M. Becq de Fouquières, si exact d’ailleurs, si bien informé, ne veut pas admettre la réalité de ces paroles de Barère ou du moins le sens qui s’y attache naturellement. J’estime qu’il met trop d’importance à la discussion d’un pareil détail, et, bien que ses raisons pour ne pas l’admettre soient fort ingénieuses, elles ne m’ont pas convaincu. Qu’on m’entende bien. Je ne tiens pas le moins du monde à charger la mémoire de ce triste personnage d’un crime de plus. Le nom d’André était porté sur les listes de la conspiration de Saint-Lazare, et dès lors son sort était fixé. Rien ne prouve péremptoirement que c’est à l’instigation de Barère que le nom d’André ait été introduit deux jours auparavant sur une liste supplémentaire par le président de la commission de police, Herman ; rien ne prouve non plus le contraire. Laissons donc ce premier fait dans l’indécision où il demeurera sans doute éternellement.
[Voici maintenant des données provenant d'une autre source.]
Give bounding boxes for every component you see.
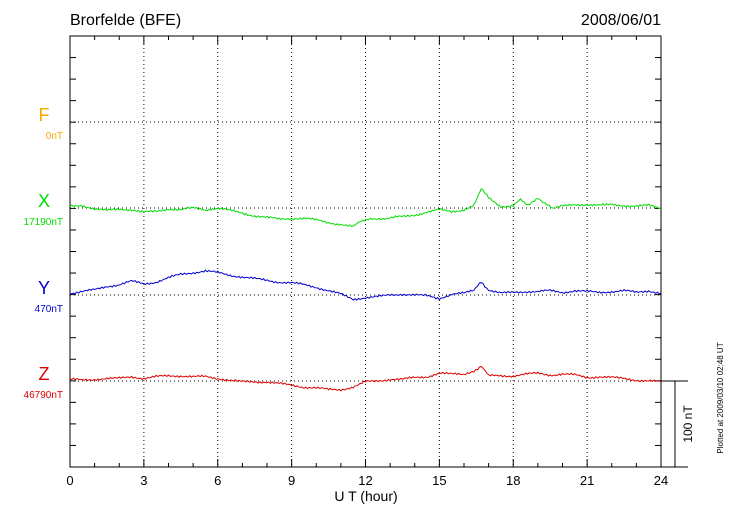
axis-ticks [69, 36, 662, 467]
x-tick-labels: 0 3 6 9 12 15 18 21 24 [66, 473, 668, 488]
x-axis-label: U T (hour) [334, 488, 397, 504]
date-label: 2008/06/01 [581, 12, 661, 29]
x-tick-label: 24 [654, 473, 668, 488]
x-tick-label: 3 [140, 473, 147, 488]
x-tick-label: 0 [66, 473, 73, 488]
x-tick-label: 6 [214, 473, 221, 488]
series-lines [69, 188, 662, 392]
series-name-f: F [39, 105, 50, 125]
series-baseline-z: 46790nT [24, 390, 63, 401]
series-name-y: Y [38, 278, 50, 298]
x-tick-label: 18 [506, 473, 520, 488]
series-name-x: X [38, 191, 50, 211]
plotted-note: Plotted at 2009/03/10 02:48 UT [716, 342, 725, 453]
series-baseline-x: 17190nT [24, 217, 63, 228]
series-name-z: Z [39, 364, 50, 384]
x-tick-label: 9 [288, 473, 295, 488]
series-line-x [69, 188, 662, 228]
series-baseline-f: 0nT [46, 131, 63, 142]
scale-bar-label: 100 nT [681, 405, 695, 443]
x-tick-label: 21 [580, 473, 594, 488]
series-baseline-y: 470nT [35, 304, 63, 315]
series-labels: F 0nT X 17190nT Y 470nT Z 46790nT [24, 105, 63, 401]
scale-bar: 100 nT [661, 380, 695, 468]
grid-lines [70, 36, 661, 467]
x-tick-label: 12 [358, 473, 372, 488]
x-tick-label: 15 [432, 473, 446, 488]
station-title: Brorfelde (BFE) [70, 12, 181, 29]
series-line-z [69, 365, 662, 392]
series-line-y [69, 269, 662, 301]
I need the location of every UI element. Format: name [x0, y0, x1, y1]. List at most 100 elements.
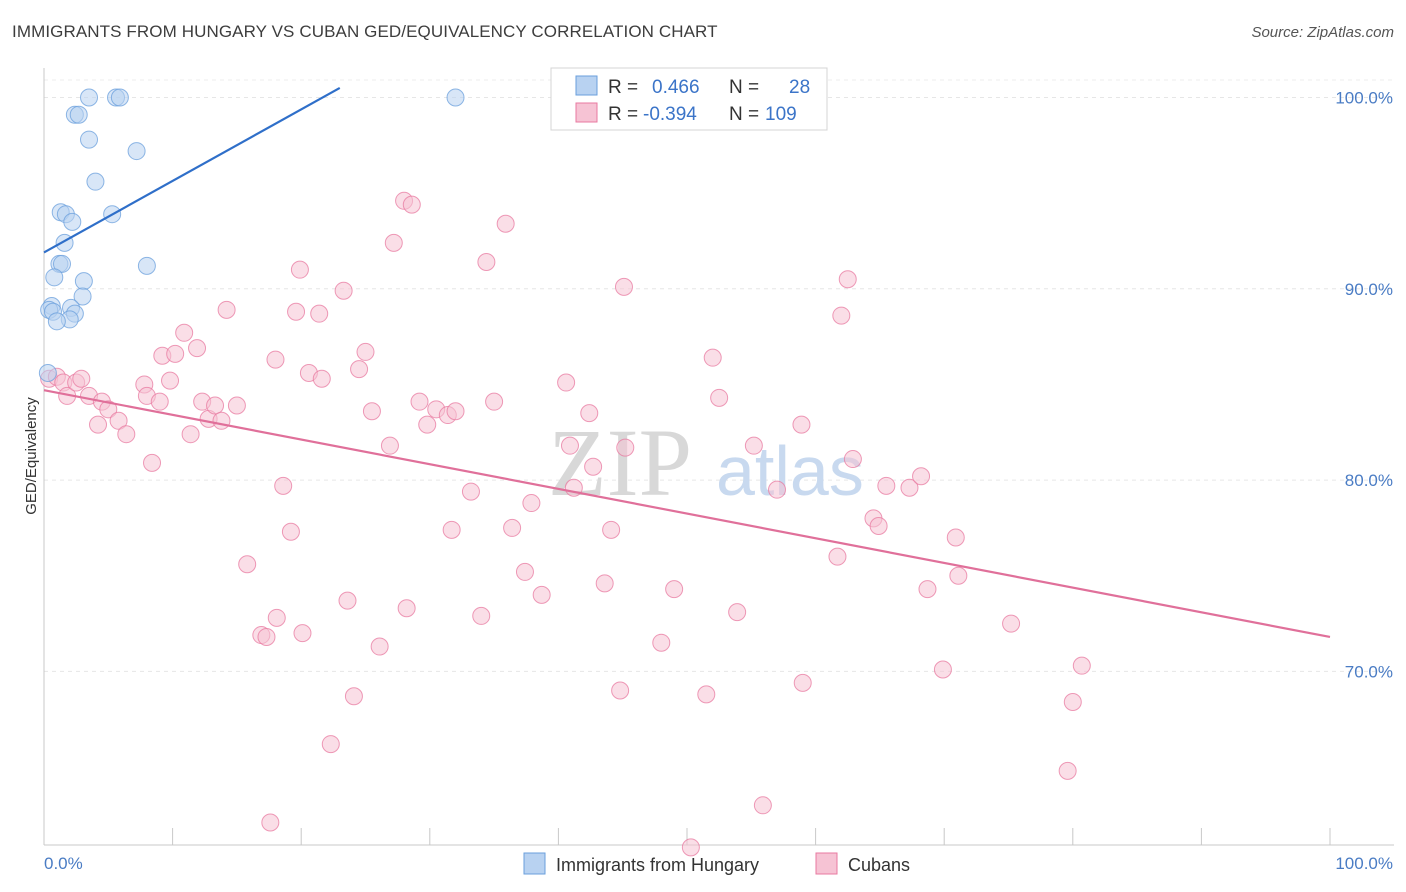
point-cubans — [1058, 761, 1077, 780]
point-cubans — [274, 476, 293, 495]
point-cubans — [350, 360, 369, 379]
point-cubans — [72, 369, 91, 388]
point-hungary — [47, 312, 66, 331]
point-cubans — [595, 574, 614, 593]
point-cubans — [877, 476, 896, 495]
point-hungary — [63, 212, 82, 231]
point-cubans — [257, 627, 276, 646]
bottom-legend: Immigrants from Hungary Cubans — [523, 852, 910, 875]
point-cubans — [584, 457, 603, 476]
point-cubans — [356, 342, 375, 361]
y-tick-labels: 100.0% 90.0% 80.0% 70.0% — [1335, 89, 1393, 682]
legend-r-label: R = — [608, 104, 638, 125]
point-cubans — [143, 453, 162, 472]
point-cubans — [697, 685, 716, 704]
y-tick-label: 100.0% — [1335, 89, 1393, 108]
point-cubans — [580, 404, 599, 423]
point-hungary — [446, 88, 465, 107]
legend-n-value: 28 — [789, 77, 810, 98]
watermark-zip: ZIP — [548, 409, 692, 516]
point-cubans — [161, 371, 180, 390]
point-cubans — [461, 482, 480, 501]
point-cubans — [614, 277, 633, 296]
trend-line-cubans — [43, 389, 1331, 639]
legend-swatch-cubans — [575, 102, 598, 123]
point-cubans — [557, 373, 576, 392]
point-cubans — [267, 608, 286, 627]
legend-n-label: N = — [729, 77, 759, 98]
point-hungary — [80, 130, 99, 149]
point-cubans — [397, 599, 416, 618]
point-cubans — [602, 520, 621, 539]
point-cubans — [321, 735, 340, 754]
point-hungary — [45, 268, 64, 287]
point-cubans — [828, 547, 847, 566]
y-tick-label: 80.0% — [1345, 471, 1393, 490]
point-cubans — [410, 392, 429, 411]
point-cubans — [616, 438, 635, 457]
legend: R = 0.466 N = 28 R = -0.394 N = 109 — [550, 67, 828, 131]
bottom-legend-swatch-hungary — [523, 852, 546, 875]
y-axis-title: GED/Equivalency — [23, 397, 40, 515]
point-cubans — [446, 402, 465, 421]
point-cubans — [1072, 656, 1091, 675]
point-cubans — [532, 585, 551, 604]
point-hungary — [74, 272, 93, 291]
point-cubans — [217, 300, 236, 319]
point-cubans — [728, 603, 747, 622]
point-cubans — [212, 411, 231, 430]
legend-r-value: 0.466 — [652, 77, 700, 98]
point-cubans — [918, 580, 937, 599]
point-cubans — [832, 306, 851, 325]
y-tick-label: 70.0% — [1345, 662, 1393, 681]
y-tick-label: 90.0% — [1345, 280, 1393, 299]
point-cubans — [310, 304, 329, 323]
point-cubans — [287, 302, 306, 321]
point-cubans — [312, 369, 331, 388]
x-tick-label-min: 0.0% — [44, 854, 83, 873]
point-cubans — [344, 687, 363, 706]
point-cubans — [334, 281, 353, 300]
point-cubans — [418, 415, 437, 434]
point-cubans — [912, 467, 931, 486]
point-cubans — [768, 480, 787, 499]
point-cubans — [89, 415, 108, 434]
point-cubans — [472, 606, 491, 625]
point-cubans — [496, 214, 515, 233]
point-cubans — [338, 591, 357, 610]
point-cubans — [681, 838, 700, 857]
chart-title: IMMIGRANTS FROM HUNGARY VS CUBAN GED/EQU… — [12, 22, 718, 41]
x-tick-label-max: 100.0% — [1335, 854, 1393, 873]
point-cubans — [792, 415, 811, 434]
point-hungary — [110, 88, 129, 107]
point-cubans — [1002, 614, 1021, 633]
point-cubans — [793, 673, 812, 692]
watermark: ZIP atlas — [548, 409, 864, 516]
legend-n-value: 109 — [765, 104, 797, 125]
point-cubans — [1063, 693, 1082, 712]
point-cubans — [238, 555, 257, 574]
point-cubans — [703, 348, 722, 367]
point-cubans — [522, 494, 541, 513]
point-cubans — [665, 580, 684, 599]
point-cubans — [442, 520, 461, 539]
trend-line-hungary — [43, 86, 341, 254]
gridlines — [44, 79, 1394, 672]
point-hungary — [53, 254, 72, 273]
point-cubans — [710, 388, 729, 407]
point-cubans — [293, 624, 312, 643]
point-cubans — [560, 436, 579, 455]
point-cubans — [281, 522, 300, 541]
point-cubans — [384, 233, 403, 252]
point-cubans — [652, 633, 671, 652]
legend-n-label: N = — [729, 104, 759, 125]
point-cubans — [611, 681, 630, 700]
point-cubans — [261, 813, 280, 832]
legend-r-label: R = — [608, 77, 638, 98]
point-cubans — [166, 344, 185, 363]
point-cubans — [380, 436, 399, 455]
point-cubans — [949, 566, 968, 585]
point-cubans — [290, 260, 309, 279]
point-hungary — [69, 105, 88, 124]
Laissons à la responsabilité collective du comité, en attendant un plus ample informé, l’odieuse pensée qui envoya André Chénier à la mort. « Les conspirations des prisons, nous dit le dernier historien de la Terreur, servaient à englober tous ceux dont on voulait se débarrasser sans motif suffisant. » Or, parmi les membres du comité de salut public, combien s’étaient sentis cruellement atteints par la parole ardente ou le vers enflammé d’André, depuis Robespierre, dénoncé comme l’ami des quarante galériens de Châteauvieux, jusqu’à Collot-d’Herbois ! Barère, après son discours emphatique et ridicule du 7 pluviôse an II, avait été l’objet particulier des railleries d’André, qui mettait sous les yeux des Muses indignées


Le sot fatras du sot Barère.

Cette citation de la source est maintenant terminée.